[컴퓨터구조] 캐시 성능의 측정 및 향상

SKKU SW/Computer Architecture

[컴퓨터구조] 캐시 성능의 측정 및 향상

효딩 2023. 6. 2. 00:42

Memory stall cycles

= Memory accesses / Program x Miss rate x Miss penalty

= Instructions / Program x Misses / Instruction x Miss penalty

명령어 캐시 실패율 I-cache miss rate 2%

(Use instruction fetch operation, read from instruction cache memory)

데이터 캐시 실패율 D-cache miss rate 4%라고 가정해보자

(load & store operation)

메모리 지연이 없을 때 CPI가 2이고 매 실패마다 실패 손실(Miss penalty)이 100사이클이다.

실패가 발생하지 않는 완벽한 캐시를 사용한다면 시스템이 얼마나 빨라지는지 계산하라.

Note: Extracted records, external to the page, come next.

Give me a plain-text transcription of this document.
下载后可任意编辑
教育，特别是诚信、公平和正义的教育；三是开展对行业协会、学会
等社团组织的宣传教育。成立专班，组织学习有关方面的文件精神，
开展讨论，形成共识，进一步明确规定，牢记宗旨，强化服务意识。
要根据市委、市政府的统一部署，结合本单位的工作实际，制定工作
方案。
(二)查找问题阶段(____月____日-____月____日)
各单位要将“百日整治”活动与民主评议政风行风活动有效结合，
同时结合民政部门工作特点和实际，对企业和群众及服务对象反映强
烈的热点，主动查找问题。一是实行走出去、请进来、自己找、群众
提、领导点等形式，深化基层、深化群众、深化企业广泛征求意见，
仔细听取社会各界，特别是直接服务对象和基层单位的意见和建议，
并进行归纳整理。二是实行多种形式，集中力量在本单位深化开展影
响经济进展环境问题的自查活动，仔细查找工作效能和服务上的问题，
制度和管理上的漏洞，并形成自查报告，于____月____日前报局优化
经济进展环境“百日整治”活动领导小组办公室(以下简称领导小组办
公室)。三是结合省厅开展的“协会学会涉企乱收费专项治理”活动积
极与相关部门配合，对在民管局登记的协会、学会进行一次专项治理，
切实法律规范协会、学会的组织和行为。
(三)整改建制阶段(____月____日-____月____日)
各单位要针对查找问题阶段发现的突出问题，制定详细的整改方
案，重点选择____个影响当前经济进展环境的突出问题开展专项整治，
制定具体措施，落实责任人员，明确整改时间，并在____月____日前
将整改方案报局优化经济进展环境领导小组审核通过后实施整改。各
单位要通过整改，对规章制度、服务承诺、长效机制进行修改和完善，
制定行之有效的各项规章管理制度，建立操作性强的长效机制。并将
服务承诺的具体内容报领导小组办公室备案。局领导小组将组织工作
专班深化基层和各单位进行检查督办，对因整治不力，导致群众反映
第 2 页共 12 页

적재와 저장 명령어의 실행 빈도는 36%라 가정하라.

Miss cycles per instruction

I-cache: 0.02 x 100 = 2

D-cache: 0.36(load & store) x 0.04 x 100 = 1.44

Actual CPI = 2 + 2 + 1.44 = 5.44

Ideal CPU is 5.44 / 2 = 2.72 x faster

Hit time is also important for performance

Average memory access time (AMAT)

considering the performance of accessing the cache memory only

AMAT = Hit time + Miss rate x Miss penalty

Example:

CPU with 2ns clock, hit time = 1 cycle, miss penalty = 20 cycles, I-cache miss rate = 6%

AMAT = 2ns x 100% + 20 x 2ns x 0.06 = 2ns + 2.4ns = 4.4ns

- Associativity

Drawback of a direct-mapped cache:

If frequently used addresses are mapped to the same cache index, many cache misses will happen

-> solution: multiple slots per index

multiple locations more than just one so that we can place that two cache lines together in the cache line

- Multi-level Cache

small cache has high miss rate

large cache has slow hit time

-> solution: use multiple levels of caches

- Software Optimization

solution: strategically design data access pattern

<더 유연한 블록 배치를 통한 캐시 실패 줄이기!>

1. Direct mapped

메모리 블록 주소를 상위 계층의 한 주소에 사상

one option to place our given cache memory

2. Set associative (n-way)

한 블록이 들어갈 수 있는 자리의 개수가 고정되어 있음.

provide multiple locations within a set of cache blocks / lines

a given memory address can be placed in one of multiple locations in a set.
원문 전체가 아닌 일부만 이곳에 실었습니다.